Limitations and Future Directions
We were interested in demonstrating that older adults can be accurate at judging danger via realistic presentations of targets. As our stimuli (videos) were time-consuming to present, only nine randomly-selected targets (from a larger sample) were presented to participants. Future work could consider more targets and perhaps, rather than presenting targets one at a time, they could be presented in groups (something that many of the older participants self-reported as being important for their everyday judgments of intimidation).
Future work could also seek to study larger and more varied populations of both the older and younger participants. Our current sample is based on specific populations (students and older adults who are comfortable enough to travel to a public talk), moving beyond these populations may find different results. In expanding the population there could be more attention paid to the aforementioned idiosyncratic fear of crime aspects affecting older adults (gender of the respondents and participants’ belief in being able to defend themselves; Acierno et al., 2004; Beaulieu et al., 2007; Jackson, 2009; Kappes et al., 2013; Oh & Kim, 2009). The study could also be conducted more privately, testing one participants one at a time. Methodologically similar research on student populations finds complementary findings to the current study (Satchell, Morris, Akehurst, & Morrison, 2017), it is not clear what effect, if any, conducting the study in a group may have had on the participants.

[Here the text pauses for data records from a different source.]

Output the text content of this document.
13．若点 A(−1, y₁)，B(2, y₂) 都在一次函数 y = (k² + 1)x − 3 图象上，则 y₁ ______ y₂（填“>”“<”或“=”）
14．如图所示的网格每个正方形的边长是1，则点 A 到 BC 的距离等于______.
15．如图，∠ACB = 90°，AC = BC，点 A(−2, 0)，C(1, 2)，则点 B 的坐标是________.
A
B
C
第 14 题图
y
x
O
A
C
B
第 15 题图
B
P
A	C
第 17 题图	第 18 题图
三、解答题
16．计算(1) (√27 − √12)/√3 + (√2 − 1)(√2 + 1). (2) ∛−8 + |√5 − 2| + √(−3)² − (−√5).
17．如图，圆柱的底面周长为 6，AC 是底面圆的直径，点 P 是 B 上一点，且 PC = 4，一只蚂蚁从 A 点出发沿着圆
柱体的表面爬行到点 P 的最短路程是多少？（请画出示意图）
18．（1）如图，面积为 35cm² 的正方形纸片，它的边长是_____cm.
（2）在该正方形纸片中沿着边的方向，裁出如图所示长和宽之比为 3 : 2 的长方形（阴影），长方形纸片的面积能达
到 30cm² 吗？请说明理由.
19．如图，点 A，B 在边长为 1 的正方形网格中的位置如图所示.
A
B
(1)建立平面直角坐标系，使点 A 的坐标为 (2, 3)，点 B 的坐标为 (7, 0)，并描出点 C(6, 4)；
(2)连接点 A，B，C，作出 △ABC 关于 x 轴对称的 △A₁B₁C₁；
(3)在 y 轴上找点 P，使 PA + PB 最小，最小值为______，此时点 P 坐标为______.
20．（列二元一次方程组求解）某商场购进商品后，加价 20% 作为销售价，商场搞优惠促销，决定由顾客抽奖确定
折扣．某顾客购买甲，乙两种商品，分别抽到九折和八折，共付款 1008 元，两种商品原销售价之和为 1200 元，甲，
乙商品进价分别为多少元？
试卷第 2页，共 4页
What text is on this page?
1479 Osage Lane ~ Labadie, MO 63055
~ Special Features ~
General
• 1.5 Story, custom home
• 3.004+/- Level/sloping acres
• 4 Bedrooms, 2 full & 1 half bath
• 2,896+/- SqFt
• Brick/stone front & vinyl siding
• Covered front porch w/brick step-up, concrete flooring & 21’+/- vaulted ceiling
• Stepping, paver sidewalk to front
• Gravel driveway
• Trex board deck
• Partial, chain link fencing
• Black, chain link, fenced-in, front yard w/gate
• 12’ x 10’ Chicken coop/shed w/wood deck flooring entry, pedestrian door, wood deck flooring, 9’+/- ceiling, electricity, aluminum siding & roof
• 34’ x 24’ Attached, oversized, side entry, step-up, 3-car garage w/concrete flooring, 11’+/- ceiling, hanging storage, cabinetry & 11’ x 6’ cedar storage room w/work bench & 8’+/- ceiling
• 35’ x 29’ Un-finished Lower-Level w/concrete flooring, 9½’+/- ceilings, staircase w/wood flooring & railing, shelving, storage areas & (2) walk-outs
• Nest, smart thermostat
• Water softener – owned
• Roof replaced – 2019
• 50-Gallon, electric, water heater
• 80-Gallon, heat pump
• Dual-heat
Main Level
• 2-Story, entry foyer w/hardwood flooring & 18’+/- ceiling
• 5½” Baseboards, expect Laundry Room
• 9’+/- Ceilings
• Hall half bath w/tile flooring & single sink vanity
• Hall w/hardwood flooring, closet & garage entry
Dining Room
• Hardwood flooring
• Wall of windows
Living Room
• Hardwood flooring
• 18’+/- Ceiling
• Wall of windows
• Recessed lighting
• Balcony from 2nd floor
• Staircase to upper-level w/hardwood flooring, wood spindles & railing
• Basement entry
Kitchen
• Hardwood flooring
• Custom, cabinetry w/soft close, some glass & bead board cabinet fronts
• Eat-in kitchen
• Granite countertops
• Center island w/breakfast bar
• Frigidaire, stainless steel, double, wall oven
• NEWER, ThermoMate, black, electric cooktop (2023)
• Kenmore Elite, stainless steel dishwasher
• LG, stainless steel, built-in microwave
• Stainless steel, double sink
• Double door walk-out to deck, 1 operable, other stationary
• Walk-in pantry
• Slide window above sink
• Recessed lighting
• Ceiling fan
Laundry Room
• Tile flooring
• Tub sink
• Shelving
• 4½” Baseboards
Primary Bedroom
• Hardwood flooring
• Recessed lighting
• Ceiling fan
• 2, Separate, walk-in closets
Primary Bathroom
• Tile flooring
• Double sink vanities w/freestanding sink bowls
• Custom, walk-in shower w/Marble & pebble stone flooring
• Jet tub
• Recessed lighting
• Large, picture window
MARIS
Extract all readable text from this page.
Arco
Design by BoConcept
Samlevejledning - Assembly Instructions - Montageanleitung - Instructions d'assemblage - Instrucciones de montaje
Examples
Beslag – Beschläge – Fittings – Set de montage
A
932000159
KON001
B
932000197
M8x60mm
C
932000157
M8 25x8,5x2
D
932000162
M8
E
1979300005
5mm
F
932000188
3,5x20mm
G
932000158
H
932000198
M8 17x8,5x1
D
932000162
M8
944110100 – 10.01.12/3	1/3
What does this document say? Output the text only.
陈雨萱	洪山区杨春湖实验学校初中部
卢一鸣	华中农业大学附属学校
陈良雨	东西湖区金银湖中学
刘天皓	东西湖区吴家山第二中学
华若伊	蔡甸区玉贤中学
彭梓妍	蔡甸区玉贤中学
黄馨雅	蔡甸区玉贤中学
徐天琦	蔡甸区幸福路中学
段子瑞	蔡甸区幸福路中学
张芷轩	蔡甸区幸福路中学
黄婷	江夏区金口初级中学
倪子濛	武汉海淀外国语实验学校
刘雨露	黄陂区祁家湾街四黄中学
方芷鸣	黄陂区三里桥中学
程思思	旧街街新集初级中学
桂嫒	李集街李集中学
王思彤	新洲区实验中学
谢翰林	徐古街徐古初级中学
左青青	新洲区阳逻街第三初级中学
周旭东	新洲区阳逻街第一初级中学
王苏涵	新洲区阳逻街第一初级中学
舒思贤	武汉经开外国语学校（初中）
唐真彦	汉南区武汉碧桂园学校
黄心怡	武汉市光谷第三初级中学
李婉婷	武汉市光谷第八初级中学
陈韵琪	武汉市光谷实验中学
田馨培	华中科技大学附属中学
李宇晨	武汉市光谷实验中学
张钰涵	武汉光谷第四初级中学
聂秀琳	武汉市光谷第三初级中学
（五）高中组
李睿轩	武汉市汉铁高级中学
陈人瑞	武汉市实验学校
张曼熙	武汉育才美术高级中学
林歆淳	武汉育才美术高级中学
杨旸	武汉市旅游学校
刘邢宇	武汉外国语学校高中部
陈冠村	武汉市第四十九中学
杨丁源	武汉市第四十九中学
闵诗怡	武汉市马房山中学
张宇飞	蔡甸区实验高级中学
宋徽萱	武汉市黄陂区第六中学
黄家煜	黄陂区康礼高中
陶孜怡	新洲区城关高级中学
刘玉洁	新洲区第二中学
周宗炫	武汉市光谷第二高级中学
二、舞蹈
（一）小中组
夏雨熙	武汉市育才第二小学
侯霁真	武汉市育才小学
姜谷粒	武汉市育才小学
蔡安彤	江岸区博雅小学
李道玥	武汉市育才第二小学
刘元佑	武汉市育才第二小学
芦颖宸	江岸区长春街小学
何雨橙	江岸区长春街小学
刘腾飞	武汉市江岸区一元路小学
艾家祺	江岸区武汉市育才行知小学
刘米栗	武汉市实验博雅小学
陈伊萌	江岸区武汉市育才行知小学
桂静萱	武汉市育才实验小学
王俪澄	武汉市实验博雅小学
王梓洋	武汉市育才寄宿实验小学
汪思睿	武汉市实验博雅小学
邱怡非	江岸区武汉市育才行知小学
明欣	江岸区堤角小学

It would also be of interest to investigate the detection of non-physical risk. As Acierno et al. (2004) note, perceived risk of property crime is more relevant for older adults than a physical crime, so perhaps a test of accuracy in detecting a target person’s propensity to commit acquisitive crime could be of interest (for example, in the context of doorstep crime).
In sum, older adults were as accurate as young adults at detecting the trait aggression of walking targets using ratings of intimidation. Previous research has suggested that experience is essential for the acquisition of accurate intimidation judgments (Satchell, Akehurst, & Morris, 2017) and so it is reasonable to suggest that accuracy does not decline as people attain experience throughout their lives. Whilst the current findings need to be replicated, with more participants, more targets and a greater age range of participants and targets, they convey a positive message for older adults in that their gut reactions pertaining to the threat posed by approaching strangers are likely to be accurate.